November 17, 2024
Editorial

RESERVE FUNDS

A proposal from Republican state lawmakers to use some of the state’s unexpected surplus to reduce the size of a proposed bond issue provides opening to conversations over the borrowing package. However, rather than claiming surplus money for needed projects, lawmakers should re-evaluate what items in the bond issue need immediate funding and what can wait a year. Putting off those that can wait will shrink the size of the package without dipping into the state’s reserves.

Republicans have long said they would not return to the State House this summer to debate a bond package unless it is much slimmer than what the governor has proposed. Gov. Baldacci pared his initial $100 million proposal down to a $55 million. Republicans want something in the range of $30 million to $40 million.
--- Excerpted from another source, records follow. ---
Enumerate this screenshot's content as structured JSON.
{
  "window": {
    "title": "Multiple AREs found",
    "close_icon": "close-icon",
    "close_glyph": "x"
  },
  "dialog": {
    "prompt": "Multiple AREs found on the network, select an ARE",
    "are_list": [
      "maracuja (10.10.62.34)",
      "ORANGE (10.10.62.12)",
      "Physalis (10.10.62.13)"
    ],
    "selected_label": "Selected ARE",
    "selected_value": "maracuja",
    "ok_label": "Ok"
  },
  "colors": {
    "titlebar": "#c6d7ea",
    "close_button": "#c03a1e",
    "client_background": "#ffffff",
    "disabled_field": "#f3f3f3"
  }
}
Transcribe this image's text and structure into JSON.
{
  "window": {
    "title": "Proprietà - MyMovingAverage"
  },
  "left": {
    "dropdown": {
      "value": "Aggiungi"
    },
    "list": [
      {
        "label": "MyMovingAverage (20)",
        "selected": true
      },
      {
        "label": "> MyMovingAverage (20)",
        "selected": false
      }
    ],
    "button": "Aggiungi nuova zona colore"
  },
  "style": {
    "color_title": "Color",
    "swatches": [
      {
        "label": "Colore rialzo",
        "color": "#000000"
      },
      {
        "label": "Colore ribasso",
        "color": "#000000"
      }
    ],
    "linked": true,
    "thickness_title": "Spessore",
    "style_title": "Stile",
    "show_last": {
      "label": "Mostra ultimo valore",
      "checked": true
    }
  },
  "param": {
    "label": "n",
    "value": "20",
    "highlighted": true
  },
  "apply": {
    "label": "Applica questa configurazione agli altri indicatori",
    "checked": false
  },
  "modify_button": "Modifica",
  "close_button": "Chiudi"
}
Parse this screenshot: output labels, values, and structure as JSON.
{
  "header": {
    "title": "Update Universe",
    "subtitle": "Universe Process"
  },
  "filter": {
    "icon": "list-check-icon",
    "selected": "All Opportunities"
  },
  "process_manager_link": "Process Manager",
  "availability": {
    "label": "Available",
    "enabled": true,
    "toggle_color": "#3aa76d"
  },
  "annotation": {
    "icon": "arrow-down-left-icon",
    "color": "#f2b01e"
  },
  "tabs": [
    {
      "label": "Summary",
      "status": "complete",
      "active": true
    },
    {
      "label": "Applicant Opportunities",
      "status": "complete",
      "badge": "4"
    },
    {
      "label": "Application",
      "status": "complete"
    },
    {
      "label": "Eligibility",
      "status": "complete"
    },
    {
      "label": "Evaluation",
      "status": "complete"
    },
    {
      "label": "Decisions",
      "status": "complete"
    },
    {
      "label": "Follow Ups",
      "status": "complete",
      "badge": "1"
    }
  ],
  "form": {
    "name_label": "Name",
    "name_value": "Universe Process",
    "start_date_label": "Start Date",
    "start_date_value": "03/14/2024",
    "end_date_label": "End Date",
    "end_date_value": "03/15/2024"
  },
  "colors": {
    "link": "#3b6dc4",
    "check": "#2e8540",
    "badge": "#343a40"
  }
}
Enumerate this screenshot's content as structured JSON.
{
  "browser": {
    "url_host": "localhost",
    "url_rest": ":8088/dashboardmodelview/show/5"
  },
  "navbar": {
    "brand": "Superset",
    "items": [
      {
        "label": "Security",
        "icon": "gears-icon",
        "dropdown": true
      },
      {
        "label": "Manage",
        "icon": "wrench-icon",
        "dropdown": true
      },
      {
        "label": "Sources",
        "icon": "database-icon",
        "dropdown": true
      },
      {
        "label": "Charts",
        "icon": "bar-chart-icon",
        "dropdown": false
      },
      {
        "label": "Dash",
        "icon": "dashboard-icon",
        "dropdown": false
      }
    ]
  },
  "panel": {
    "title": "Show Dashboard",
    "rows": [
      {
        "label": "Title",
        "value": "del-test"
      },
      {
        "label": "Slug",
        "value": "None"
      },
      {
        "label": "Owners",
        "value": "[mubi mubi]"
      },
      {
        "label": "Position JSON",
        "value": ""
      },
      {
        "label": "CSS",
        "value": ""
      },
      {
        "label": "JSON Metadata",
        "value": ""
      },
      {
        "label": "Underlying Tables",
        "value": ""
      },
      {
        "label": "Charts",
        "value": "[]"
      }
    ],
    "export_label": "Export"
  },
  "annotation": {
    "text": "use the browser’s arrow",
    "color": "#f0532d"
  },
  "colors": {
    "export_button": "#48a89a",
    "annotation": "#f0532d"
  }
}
Earlier this week, Rep. Richard Rosen of Bucksport, the senior House Republican on the Appropriations Committee, proposed a way to bridge this divide. He suggested using some of the state’s unappropriated surplus to pay for items in the bond proposal, such as a portion of the construction of a new Waldo-Hancock Bridge. This, he reasons, will make for a smaller bond, which is more palatable to his colleagues.

Most of the surplus money, now expected to top $60 million, is already allocated. Under a statute passed last year along with the biennial budget, 32 percent of such a surplus must go toward paying down the unfunded liability of the state retirement system and an equal amount must go into the budget stabilization fund. Another 16 percent would go into an operating capital reserve fund within the General Fund and 20 percent would go to programs that were initially cut but lawmakers thought deserved funding if more revenues turned up. If anything is left after lawmakers re-fund these programs, it goes into an unappropriated surplus fund where it will sit until the Legislature decides what to do with it. It is expected that between $5 million and $8 million will be left over when the accounting for the fiscal year that ended June 30 is complete.

Devoting excess revenues to paying down the state’s retirement debt and setting aside funds for hard times makes sense. In fact, Maine has been put on notice by several bonding agencies that its reserves are too low. In May, Standard & Poor’s dropped Maine’s bond rating by a notch from AA+ to AA. As a result, Maine stands to pay more in interest on the $130 million in bonds it had up for sale then. The reason for the downgrade was depletion of the state’s reserves, which weakened its ability to re-pay bonds.

This doesn’t mean the state should not take on new debt. However, it should be prudent about what it borrows money for. With this in mind, lawmakers should seek ways to both craft a smaller bond package and build up state reserves.